Bürgerengegement im sozialen Bereich
Ob Freiwilligenarbeit, Bürgerengagement, Selbsthilfe oder Ehrenamt - freiwillige Dienste sind ein unverzichtbarer Bestandteil des zivilen Lebens. Während sich die Kommunen aus dem sozialen Aufgabenfeld vielfach zurückziehen, engagieren sich Menschen zunehmend auch in diesem Bereich. Was bewegt Menschen, freiwillig Verantwortung für andere zu übernehmen? Warum setzen sie sich manchmal schwierigen sozialen Situationen aus und befassen sich bei der Betreuung von Kranken und Alten sogar mit Sterben und Tod? Gespräche mit Ehrenamtlichen zeigen, dass nicht nur Pflichtbewusstsein, sondern auch der Wunsch nach Kommunikation und Anerkennung ist ein Motiv für Bürgerengagement ist.
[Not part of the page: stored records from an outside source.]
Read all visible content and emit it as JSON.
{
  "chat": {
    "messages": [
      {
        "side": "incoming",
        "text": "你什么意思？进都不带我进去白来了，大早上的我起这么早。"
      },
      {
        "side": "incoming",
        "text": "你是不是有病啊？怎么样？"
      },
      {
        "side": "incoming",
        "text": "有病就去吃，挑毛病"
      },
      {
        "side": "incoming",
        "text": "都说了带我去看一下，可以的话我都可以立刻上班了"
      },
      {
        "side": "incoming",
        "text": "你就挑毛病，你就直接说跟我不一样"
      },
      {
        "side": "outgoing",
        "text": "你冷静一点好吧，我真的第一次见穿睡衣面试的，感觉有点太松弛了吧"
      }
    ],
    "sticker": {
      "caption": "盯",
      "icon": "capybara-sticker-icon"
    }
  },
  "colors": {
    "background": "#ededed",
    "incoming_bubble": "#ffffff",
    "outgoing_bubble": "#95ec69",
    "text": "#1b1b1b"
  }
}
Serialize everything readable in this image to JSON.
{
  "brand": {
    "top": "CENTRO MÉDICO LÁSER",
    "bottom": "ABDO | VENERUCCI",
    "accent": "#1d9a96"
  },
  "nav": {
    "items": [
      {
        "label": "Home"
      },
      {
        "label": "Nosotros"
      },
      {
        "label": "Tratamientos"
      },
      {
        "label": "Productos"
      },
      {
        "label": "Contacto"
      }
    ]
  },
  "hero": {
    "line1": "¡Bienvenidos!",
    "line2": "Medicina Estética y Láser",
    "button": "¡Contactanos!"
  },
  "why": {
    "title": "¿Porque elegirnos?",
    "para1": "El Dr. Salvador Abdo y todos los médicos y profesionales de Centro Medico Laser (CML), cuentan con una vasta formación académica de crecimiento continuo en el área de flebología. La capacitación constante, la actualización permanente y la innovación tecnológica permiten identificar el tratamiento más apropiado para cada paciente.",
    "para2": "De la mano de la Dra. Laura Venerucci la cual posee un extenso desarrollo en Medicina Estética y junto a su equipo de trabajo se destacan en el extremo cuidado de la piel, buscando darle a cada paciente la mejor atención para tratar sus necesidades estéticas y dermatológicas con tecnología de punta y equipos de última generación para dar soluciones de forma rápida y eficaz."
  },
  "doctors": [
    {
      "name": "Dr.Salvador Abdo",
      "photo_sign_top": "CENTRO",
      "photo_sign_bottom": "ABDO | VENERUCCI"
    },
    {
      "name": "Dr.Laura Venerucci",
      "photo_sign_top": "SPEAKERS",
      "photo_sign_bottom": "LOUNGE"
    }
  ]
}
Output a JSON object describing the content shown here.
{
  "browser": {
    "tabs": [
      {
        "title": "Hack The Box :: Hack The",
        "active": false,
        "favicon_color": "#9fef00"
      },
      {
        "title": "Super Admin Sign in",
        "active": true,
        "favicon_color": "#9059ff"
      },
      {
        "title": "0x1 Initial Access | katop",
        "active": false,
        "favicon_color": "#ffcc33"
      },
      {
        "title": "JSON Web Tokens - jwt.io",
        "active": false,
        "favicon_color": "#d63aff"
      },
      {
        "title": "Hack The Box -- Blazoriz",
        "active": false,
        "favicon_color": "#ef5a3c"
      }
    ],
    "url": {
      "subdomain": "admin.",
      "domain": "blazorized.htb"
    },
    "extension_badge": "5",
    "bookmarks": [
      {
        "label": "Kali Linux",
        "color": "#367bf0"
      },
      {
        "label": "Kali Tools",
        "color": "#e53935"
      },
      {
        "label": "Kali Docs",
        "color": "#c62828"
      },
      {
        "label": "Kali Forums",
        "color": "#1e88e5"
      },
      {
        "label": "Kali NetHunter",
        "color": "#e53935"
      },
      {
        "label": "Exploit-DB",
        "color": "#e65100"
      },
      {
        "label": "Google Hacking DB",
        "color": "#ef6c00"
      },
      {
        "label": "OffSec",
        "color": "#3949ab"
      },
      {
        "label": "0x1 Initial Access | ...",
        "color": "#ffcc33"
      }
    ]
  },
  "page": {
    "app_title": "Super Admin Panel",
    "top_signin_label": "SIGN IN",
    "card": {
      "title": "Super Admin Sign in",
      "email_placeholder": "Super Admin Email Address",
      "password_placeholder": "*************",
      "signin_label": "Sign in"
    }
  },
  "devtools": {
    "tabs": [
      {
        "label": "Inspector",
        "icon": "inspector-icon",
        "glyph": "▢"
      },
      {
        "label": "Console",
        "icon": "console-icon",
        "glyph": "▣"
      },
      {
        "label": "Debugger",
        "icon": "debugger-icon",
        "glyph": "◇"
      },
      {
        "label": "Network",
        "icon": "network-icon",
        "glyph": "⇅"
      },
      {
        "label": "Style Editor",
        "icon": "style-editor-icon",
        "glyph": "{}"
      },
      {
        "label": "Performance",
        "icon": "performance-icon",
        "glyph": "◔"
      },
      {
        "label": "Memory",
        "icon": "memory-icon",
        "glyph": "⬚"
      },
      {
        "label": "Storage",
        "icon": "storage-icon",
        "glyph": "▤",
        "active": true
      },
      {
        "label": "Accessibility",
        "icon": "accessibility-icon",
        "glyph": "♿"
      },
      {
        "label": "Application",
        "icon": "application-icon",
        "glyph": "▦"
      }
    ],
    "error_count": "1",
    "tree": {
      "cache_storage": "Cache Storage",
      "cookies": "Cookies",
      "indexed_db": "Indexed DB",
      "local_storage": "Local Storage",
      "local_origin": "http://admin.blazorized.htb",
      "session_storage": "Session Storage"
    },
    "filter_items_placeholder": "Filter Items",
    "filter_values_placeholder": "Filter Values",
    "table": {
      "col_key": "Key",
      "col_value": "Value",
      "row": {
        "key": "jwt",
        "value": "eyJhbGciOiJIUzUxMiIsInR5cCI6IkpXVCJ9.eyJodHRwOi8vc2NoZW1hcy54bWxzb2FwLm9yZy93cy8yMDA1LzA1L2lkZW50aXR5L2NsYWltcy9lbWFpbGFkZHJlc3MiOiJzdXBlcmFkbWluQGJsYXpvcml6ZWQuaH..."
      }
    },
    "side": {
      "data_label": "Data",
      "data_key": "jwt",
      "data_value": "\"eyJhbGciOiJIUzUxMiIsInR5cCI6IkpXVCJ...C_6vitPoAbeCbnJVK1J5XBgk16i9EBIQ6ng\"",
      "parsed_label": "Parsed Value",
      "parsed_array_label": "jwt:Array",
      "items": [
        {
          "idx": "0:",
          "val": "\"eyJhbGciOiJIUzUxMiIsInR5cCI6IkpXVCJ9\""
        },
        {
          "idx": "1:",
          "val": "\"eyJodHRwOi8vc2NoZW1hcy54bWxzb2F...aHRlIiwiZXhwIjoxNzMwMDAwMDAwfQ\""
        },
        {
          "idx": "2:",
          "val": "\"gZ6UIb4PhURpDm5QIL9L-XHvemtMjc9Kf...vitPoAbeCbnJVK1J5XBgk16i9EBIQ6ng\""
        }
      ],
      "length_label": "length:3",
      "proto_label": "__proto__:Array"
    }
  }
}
Man kennt sie selbstverständlich von der Freiwilligen Feuerwehr, vom Sport- oder Gesangsverein, wo sie Brände löschen, als Trainer die Jugend ausbilden oder zum Gelingen des Stadtfestes beitragen. Aber wer interessiert sich schon für die Senioren, die in die Kindergärten gehen, und den "Kurzen" vorlesen? Wer weiß etwas über die ehrenamtliche Arbeit in den 75 deutschen Hospizdiensten? Wer kümmert sich um die Kinder suchtkranker Eltern? Wer sorgt dafür, dass behinderte, betagte oder demente Menschen regelmäßig an die frische Luft kommen und am kulturellen Leben teilhaben können?

In Deutschland sind derzeit 70 Prozent der über 14-Jährigen über ihre beruflichen und privaten Verpflichtungen hinaus in Gruppen, Vereinen, Organisationen und öffentlichen Einrichtungen engagiert. Die Hälfte davon hat ein oder sogar mehrere Ehrenämter inne und übernimmt für längere Zeit konkrete Aufgaben. Noch immer zieht der Sport- und Freizeitbereich den größten Teil der freiwilligen Helfer an, doch die Gewichte verschieben sich: Im Vergleich zur 1. Freiwilligenstudie des Bundesfamilienministeriums von 1999 engagieren sich heute mehr Menschen im Bereich Bildung und für soziale Angelegenheiten.

Ein Grund dafür ist sicher die Tatsache, dass den Kommunen immer weniger Mittel zur Verfügung stehen, um soziale Aufgaben zu finanzieren. Eltern sehen sich plötzlich aufgefordert, gelegentlich für die Kita zu kochen oder selbst die Renovierung eines Klassenzimmers zu übernehmen. Der Impuls, hier zu handeln, ist offensichtlich: Man will, dass die eigenen Kinder möglichst gut versorgt sind. Ob die Engagierten das nun "Freiwilligenarbeit", "Selbsthilfe", "Bürgerengagement" oder gar "Ehrenamt" nennen, ist zweitrangig, wesentlich ist für sie, in ihrem Lebensumfeld Verantwortung zu übernehmen.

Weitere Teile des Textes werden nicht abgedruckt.